Johnson is the nation's sixth-leading rusher (159.3 yards per
game), and his three-game total of 478 yards already far exceeds
the largest output by a Tigers back all last season--330 yards by
fullback Heath Evans. The expectations of run-hungry Auburn fans,
who had not seen one of their tailbacks amass three straight
100-yard games since the Davis era, have yet to faze Johnson.
"Luckily, I already learned how to win and the rest has come
pretty easy," he says.
Johnson did a lot of winning at Butler (Kans.) County Community
College, where he rushed for 3,647 yards over two seasons and led
the Grizzlies to national juco titles in 1998 and '99. Auburn
assistant Noel Mazzone went to Butler to scout quarterback Daniel
Cobb but came away raving about Johnson. Johnson's prolific
running--not to mention calves and biceps worthy of his nickname,
Popeye--sold Tigers coach Tommy Tuberville. "Rudi really comes
alive in the fourth quarter," says Tuberville of Johnson's
combined 187 rushing yards in the fourth quarters of Auburn's
first three games. "He's what you might call a punisher."

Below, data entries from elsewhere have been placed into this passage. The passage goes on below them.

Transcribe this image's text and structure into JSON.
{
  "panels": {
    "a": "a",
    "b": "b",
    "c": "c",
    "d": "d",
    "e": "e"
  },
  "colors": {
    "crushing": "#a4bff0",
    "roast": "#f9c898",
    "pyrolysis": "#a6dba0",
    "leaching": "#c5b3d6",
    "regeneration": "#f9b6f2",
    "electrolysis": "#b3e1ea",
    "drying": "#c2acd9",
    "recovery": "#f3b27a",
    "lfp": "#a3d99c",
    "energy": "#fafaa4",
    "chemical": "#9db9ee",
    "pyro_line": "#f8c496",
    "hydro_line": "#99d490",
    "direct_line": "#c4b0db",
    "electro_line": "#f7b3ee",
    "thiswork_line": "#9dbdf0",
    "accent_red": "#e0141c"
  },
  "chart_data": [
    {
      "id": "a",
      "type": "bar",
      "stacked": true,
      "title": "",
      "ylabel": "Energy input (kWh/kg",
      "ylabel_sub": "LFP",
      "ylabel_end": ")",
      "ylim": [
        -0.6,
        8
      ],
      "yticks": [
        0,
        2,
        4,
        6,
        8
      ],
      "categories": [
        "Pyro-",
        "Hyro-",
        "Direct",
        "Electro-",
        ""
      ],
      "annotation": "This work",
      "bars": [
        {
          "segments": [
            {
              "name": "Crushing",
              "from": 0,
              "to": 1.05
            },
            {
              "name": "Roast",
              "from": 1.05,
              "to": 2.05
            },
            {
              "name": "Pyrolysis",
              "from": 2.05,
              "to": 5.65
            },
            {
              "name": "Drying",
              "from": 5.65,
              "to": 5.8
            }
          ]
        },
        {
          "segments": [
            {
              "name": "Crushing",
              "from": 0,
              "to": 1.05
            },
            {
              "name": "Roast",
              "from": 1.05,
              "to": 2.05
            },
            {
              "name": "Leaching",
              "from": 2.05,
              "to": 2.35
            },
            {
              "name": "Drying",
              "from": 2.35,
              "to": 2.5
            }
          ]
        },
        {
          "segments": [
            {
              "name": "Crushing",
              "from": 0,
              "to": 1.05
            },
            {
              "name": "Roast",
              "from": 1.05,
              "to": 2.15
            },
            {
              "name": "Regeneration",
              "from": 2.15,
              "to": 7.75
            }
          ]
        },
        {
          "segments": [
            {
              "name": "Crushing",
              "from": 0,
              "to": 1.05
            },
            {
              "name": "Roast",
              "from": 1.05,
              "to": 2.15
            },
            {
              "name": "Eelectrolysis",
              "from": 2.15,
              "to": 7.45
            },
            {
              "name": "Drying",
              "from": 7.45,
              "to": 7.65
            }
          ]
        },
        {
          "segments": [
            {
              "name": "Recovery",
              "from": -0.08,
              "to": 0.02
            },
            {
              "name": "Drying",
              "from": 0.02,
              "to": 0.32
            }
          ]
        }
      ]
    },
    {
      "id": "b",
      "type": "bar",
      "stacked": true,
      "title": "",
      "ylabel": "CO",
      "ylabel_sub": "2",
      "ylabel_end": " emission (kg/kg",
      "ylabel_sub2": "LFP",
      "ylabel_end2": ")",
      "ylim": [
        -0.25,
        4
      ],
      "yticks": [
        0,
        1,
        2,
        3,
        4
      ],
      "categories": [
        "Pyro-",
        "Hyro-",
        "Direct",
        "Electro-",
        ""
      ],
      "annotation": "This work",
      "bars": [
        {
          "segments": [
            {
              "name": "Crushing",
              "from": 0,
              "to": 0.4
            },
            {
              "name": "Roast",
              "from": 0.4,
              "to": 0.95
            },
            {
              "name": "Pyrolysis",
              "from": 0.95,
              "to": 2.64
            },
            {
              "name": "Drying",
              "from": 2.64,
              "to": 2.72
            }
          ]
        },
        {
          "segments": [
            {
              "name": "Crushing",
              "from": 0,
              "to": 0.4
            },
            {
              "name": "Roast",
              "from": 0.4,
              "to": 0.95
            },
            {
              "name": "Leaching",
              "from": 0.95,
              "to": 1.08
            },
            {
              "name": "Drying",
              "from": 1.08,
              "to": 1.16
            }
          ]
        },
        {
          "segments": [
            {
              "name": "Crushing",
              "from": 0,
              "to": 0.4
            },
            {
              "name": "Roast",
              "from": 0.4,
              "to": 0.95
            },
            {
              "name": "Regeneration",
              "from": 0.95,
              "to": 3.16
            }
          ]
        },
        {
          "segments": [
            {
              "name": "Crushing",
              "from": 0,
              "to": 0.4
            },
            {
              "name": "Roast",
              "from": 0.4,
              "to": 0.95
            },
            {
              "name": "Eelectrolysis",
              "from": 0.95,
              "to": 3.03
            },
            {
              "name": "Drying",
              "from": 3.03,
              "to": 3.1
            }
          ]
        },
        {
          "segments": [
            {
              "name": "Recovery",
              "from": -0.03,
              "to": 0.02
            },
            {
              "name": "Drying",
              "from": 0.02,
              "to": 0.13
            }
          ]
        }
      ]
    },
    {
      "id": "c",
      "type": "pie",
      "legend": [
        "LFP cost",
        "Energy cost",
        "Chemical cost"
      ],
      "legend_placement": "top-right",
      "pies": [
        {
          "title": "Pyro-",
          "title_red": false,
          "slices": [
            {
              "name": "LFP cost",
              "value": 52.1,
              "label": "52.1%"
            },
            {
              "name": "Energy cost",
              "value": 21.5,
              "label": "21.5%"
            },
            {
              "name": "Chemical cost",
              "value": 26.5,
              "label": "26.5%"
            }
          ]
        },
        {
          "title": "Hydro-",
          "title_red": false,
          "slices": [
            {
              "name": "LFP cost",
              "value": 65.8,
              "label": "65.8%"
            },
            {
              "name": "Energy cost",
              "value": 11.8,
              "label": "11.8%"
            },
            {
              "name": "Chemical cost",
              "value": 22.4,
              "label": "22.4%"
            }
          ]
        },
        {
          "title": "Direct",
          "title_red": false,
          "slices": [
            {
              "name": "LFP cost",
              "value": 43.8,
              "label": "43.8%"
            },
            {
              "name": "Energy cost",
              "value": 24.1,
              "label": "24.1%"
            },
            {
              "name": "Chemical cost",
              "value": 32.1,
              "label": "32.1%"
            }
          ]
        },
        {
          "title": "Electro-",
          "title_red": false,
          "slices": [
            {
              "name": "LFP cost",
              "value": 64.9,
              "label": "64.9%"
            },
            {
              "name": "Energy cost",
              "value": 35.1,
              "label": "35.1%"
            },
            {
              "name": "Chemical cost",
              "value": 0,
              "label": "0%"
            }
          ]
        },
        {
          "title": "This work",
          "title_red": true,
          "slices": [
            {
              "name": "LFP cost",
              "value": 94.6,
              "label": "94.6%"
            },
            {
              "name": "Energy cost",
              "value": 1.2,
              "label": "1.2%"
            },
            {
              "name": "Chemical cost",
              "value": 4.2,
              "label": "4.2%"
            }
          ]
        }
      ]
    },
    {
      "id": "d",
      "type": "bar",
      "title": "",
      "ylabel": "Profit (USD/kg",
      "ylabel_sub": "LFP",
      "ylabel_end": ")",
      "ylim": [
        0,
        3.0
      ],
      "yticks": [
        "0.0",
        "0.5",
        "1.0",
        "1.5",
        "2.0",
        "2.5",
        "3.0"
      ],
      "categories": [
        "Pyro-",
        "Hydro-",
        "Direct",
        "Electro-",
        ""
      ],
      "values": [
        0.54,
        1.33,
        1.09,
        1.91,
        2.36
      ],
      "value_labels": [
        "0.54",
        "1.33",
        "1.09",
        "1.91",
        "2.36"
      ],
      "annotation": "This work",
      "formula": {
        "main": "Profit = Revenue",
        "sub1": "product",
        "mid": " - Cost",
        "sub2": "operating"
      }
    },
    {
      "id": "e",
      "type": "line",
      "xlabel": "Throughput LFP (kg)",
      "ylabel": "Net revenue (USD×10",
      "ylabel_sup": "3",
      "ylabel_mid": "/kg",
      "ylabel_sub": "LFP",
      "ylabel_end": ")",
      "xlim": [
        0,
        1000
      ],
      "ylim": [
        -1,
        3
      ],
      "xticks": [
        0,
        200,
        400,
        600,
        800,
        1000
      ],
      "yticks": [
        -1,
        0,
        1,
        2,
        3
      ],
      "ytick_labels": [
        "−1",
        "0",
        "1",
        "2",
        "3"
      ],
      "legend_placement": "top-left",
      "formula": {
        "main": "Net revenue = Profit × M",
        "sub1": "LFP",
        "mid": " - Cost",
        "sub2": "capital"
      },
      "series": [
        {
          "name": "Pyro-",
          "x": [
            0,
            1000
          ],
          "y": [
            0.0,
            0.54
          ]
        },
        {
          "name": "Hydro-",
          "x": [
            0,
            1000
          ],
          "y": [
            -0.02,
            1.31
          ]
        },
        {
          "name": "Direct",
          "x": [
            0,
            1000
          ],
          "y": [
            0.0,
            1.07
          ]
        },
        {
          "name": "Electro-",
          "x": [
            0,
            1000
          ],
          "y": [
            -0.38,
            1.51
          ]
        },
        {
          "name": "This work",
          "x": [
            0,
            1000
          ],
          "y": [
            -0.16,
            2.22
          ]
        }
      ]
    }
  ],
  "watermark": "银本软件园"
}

Johnson's first victims came on the fields of Ettrick, Va. As a
youngster he earned free haircuts from a barber for every
touchdown he scored in the peewee league. "I didn't have to pay
for a trim from age eight to 13," he says. Johnson went on to set
a single-season rushing record of 1,800 yards as a senior at
Thomas Dale High in nearby Chester, but poor grades forced him to
detour through Butler. "That place made me grow up real fast,"
says Johnson.
So did fatherhood. His four-year-old daughter, Jasmine, lives
with her mother, Johnson's high school girlfriend, Kiana Braxton,
in Petersburg, Va. "I don't get to see my little girl as much as
I'd like," says the 21-year-old Johnson. "But I'm working hard so
that I'll be able to provide for my family real soon."
Despite his lofty credentials, the soft-spoken Johnson wasn't
excused from the humiliating rite of passage that many first-year
Tigers undergo. "Each of us had to do a skit during preseason,"
says Johnson. "The goal was to not get booed off the stage. I did
not get booed."
Nor is he ever likely to be while he's playing at Auburn.